When a PDF is made up from rasterised images, rather than actual text, it will use OCR to convert the image to text. OCR can be prone to errors, depending on image quality, fonts or just how good the OCR software is.
But these types of PDF usually come from scanned documents. I would not expect an export from Pages to produce bitmap images, though I have not used it.
No, I missed that. :der: I believe that PDFs can hold both a scanned version and a text/OCR version of the same document. My guess would be that that is where the problem lies, although I don’t know why Quartz would need to create a scanned version I don’t know.

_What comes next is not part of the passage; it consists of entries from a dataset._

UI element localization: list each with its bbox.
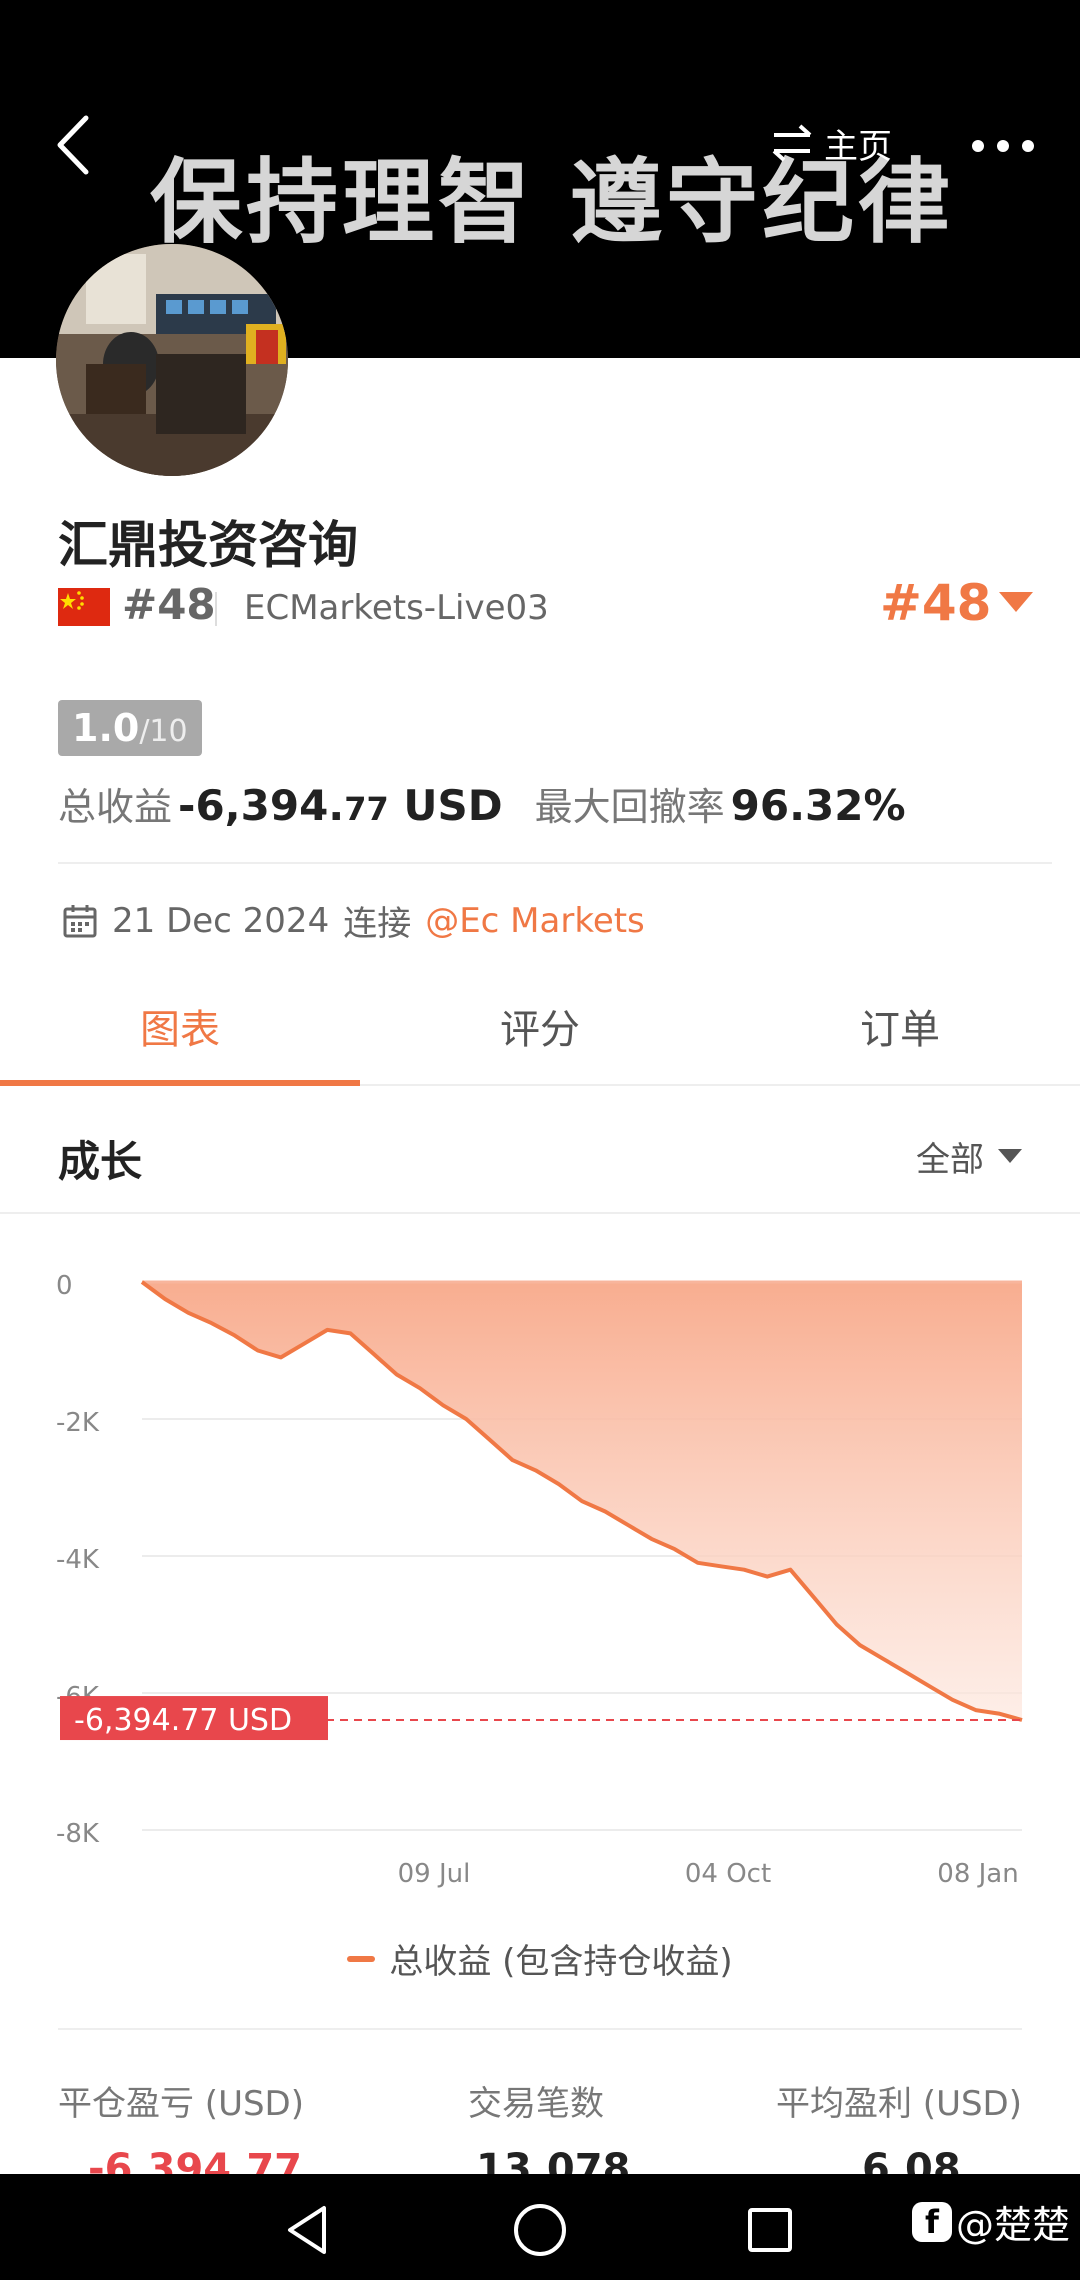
connect-date: 21 Dec 2024 xyxy=(112,900,330,941)
avatar[interactable] xyxy=(56,244,288,476)
score-value: 1.0 xyxy=(72,706,140,750)
growth-chart[interactable]: 0-2K-4K-6K-8K-6,394.77 USD09 Jul04 Oct08… xyxy=(0,1230,1080,1910)
back-button[interactable] xyxy=(50,110,106,180)
more-options-button[interactable] xyxy=(968,126,1038,166)
account-id: ECMarkets-Live03 xyxy=(244,588,549,628)
nav-recents-button[interactable] xyxy=(740,2200,800,2260)
china-flag-icon xyxy=(58,588,110,626)
rank-small: #48 xyxy=(122,580,216,629)
watermark-logo: f xyxy=(912,2201,952,2242)
caret-down-icon xyxy=(998,1148,1022,1163)
x-tick-label: 09 Jul xyxy=(398,1859,471,1889)
home-button[interactable]: 主页 xyxy=(770,118,892,168)
total-profit-unit: USD xyxy=(403,781,503,830)
profile-name: 汇鼎投资咨询 xyxy=(58,516,358,574)
rank-dropdown[interactable]: #48 xyxy=(880,574,1034,632)
score-max: /10 xyxy=(139,714,188,749)
nav-back-button[interactable] xyxy=(278,2200,338,2260)
caret-down-icon xyxy=(999,592,1034,612)
connect-label: 连接 xyxy=(343,904,412,944)
watermark-text: @楚楚 xyxy=(956,2203,1071,2247)
y-tick-label: 0 xyxy=(56,1271,73,1301)
broker-link[interactable]: @Ec Markets xyxy=(425,901,645,941)
legend-swatch xyxy=(347,1955,376,1962)
trade-count-label: 交易笔数 xyxy=(468,2084,604,2124)
y-tick-label: -4K xyxy=(56,1545,100,1575)
y-tick-label: -2K xyxy=(56,1408,100,1438)
circle-home-icon xyxy=(514,2204,566,2256)
back-arrow-icon xyxy=(57,115,89,175)
rank-separator xyxy=(215,592,217,626)
range-select[interactable]: 全部 xyxy=(916,1132,1022,1181)
nav-home-button[interactable] xyxy=(510,2200,570,2260)
total-profit-cents: 77 xyxy=(344,790,389,828)
watermark: f @楚楚 xyxy=(912,2194,1070,2249)
range-label: 全部 xyxy=(916,1140,984,1180)
closed-pnl-label: 平仓盈亏 (USD) xyxy=(58,2084,304,2124)
more-dots-icon xyxy=(972,140,1034,152)
tab-rating[interactable]: 评分 xyxy=(360,990,720,1084)
total-profit-label: 总收益 xyxy=(58,785,173,829)
divider xyxy=(58,2028,1022,2030)
tab-chart[interactable]: 图表 xyxy=(0,990,360,1086)
current-value-label: -6,394.77 USD xyxy=(74,1703,292,1738)
y-tick-label: -8K xyxy=(56,1819,100,1849)
max-drawdown-value: 96.32% xyxy=(730,781,906,830)
divider xyxy=(58,862,1052,864)
section-title: 成长 xyxy=(58,1137,143,1186)
rank-large: #48 xyxy=(880,574,992,632)
calendar-icon xyxy=(63,904,97,937)
avatar-photo xyxy=(56,244,288,476)
square-recents-icon xyxy=(748,2208,792,2252)
connect-info: 21 Dec 2024 连接 @Ec Markets xyxy=(62,896,645,945)
x-tick-label: 08 Jan xyxy=(937,1859,1018,1889)
max-drawdown-label: 最大回撤率 xyxy=(534,785,725,829)
home-label: 主页 xyxy=(824,126,892,167)
legend-label: 总收益 (包含持仓收益) xyxy=(389,1942,733,1982)
stats-line: 总收益 -6,394.77 USD 最大回撤率 96.32% xyxy=(58,776,906,831)
total-profit-value: -6,394.77 USD xyxy=(178,781,503,830)
triangle-back-icon xyxy=(288,2206,326,2254)
summary-stats: 平仓盈亏 (USD) 交易笔数 平均盈利 (USD) -6,394.77 13,… xyxy=(58,2076,1022,2192)
growth-section-header: 成长 全部 xyxy=(0,1090,1080,1214)
total-profit-main: -6,394. xyxy=(178,781,345,830)
swap-icon xyxy=(772,124,812,162)
tab-orders[interactable]: 订单 xyxy=(720,990,1080,1084)
x-tick-label: 04 Oct xyxy=(685,1859,771,1889)
chart-legend: 总收益 (包含持仓收益) xyxy=(0,1934,1080,1983)
avg-profit-label: 平均盈利 (USD) xyxy=(776,2084,1022,2124)
score-badge: 1.0 /10 xyxy=(58,700,202,756)
tab-bar: 图表 评分 订单 xyxy=(0,990,1080,1086)
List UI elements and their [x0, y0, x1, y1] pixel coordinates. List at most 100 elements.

Sorry, I saw the OCR and missed the Apple Pages. So l thought you had scanned a print copy. lf that had been the case, then it might have been possible to improve the recognition or to type the text into a word processing program. Which of course is what Apple Pages is.
I just now looked at my Apple Pages to check the export to PDF but didn’t find it.
Might it be you crafted the résumé using a non-standard keyboard setting that didn’t get “translated” to standard?
Though it seems there would be “funny looking characters” if that was the case.
Try again using a different app?
Writing a good résumé is tough enough let alone making sure it doesn’t have any words with “ti” in them.
If I import the PDF into Illustrator (as well as complaining about missing fonts) the text comes out as gobbledegook, as if it’s maybe a different character set or something.
Maybe that would explain why it is OCRing actual text. That’s the bit that did not make any sense to me, why would it OCR text?
As a test, I highlighted all text and turned it all into Calibri. Then I copy-pasted from PDF again. This is what happened:
“InvesXgate financial mismanagement and regulatory violaXons in the aviaXon, defense,
environmental, and healthcare industries.”